Israel’s Messianic Jews meet together in Kehilas in Jerusalem, Tel Aviv, Haifa, Tiberias, Beer Sheva and other parts of the country, this community is can be very different, in terms of some who grew in an environment closer to Christianity and some closer to Judaism. Some from a no faith system at all.
My main congregation was King of Kings in Jerusalem, which the Sunday 6pm service was in English, and they had a Friday service in Hebrew. Still – on Sunday, we sang praise and worship songs often in Hebrew, with both true Hebrew, transliterated Hebrew and English on the projector screen. If I went to Jerusalem Assembly at the other side of the city, there was a pastor preaching in Hebrew and someone else translating into English. At one point there was FIVE languages there, as you could borrow a radio headset and listen to the teaching in Spanish or Russian or others. This meant someone else sat down was translating, and you needed to turn the channel on the radio to the one you wanted.
If I went to at least three others, I think like Shemen Sasson, all English speakers were given a headset when you head into the door.
A congregation in Tiberias (that’s Israel’s largest city in the Galilee) had a community of mostly Russian people so the words to the songs were in English, Hebrew and Russian. It was there I noticed that the Russian symbols for ‘Sh’ sound looks like the Hebrew Shin ‘ש‘ which I find intriguing.
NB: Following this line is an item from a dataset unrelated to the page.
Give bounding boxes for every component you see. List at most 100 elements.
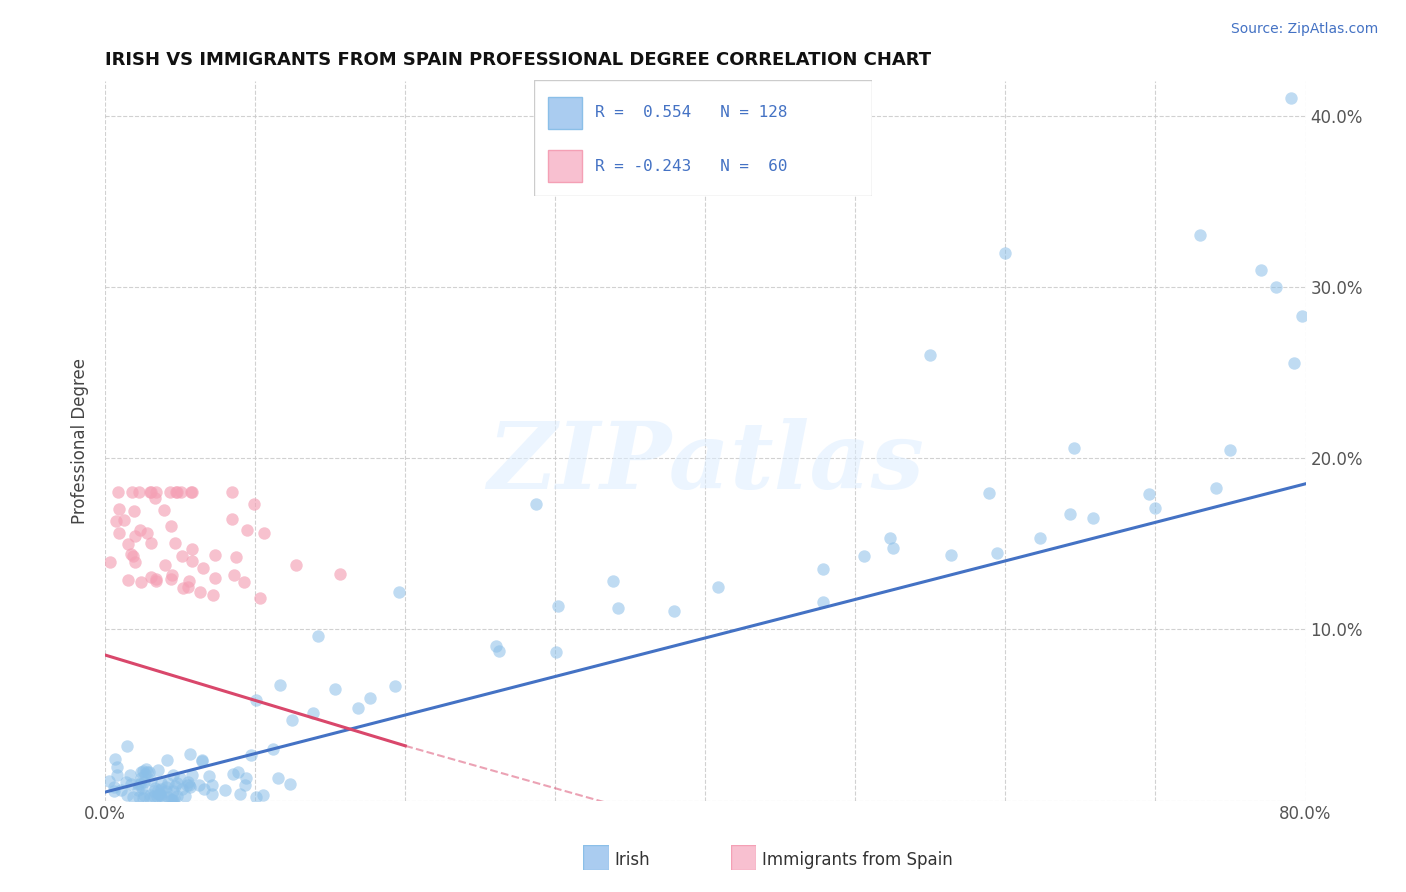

Somewhere in Beer Sheva (a city I’ve not properly visited yet) was a congregation for Spanish speakers. This was a long drive but worth it for Spanish Christian volunteers who headed there every weekend. Only a few congregations are Hebrew only, such as Tiferet Yeshua in Tel Aviv.
I like all the congregations I’ve been to as they are also centred on Yeshua (Jesus) and involve all Jewish holidays, some are more stronger Jewish familiarity than others.
The Arab congregation I went to in Nazareth was quite similar, with Arabic for the locals, but English speakers were welcomed with the same radio units.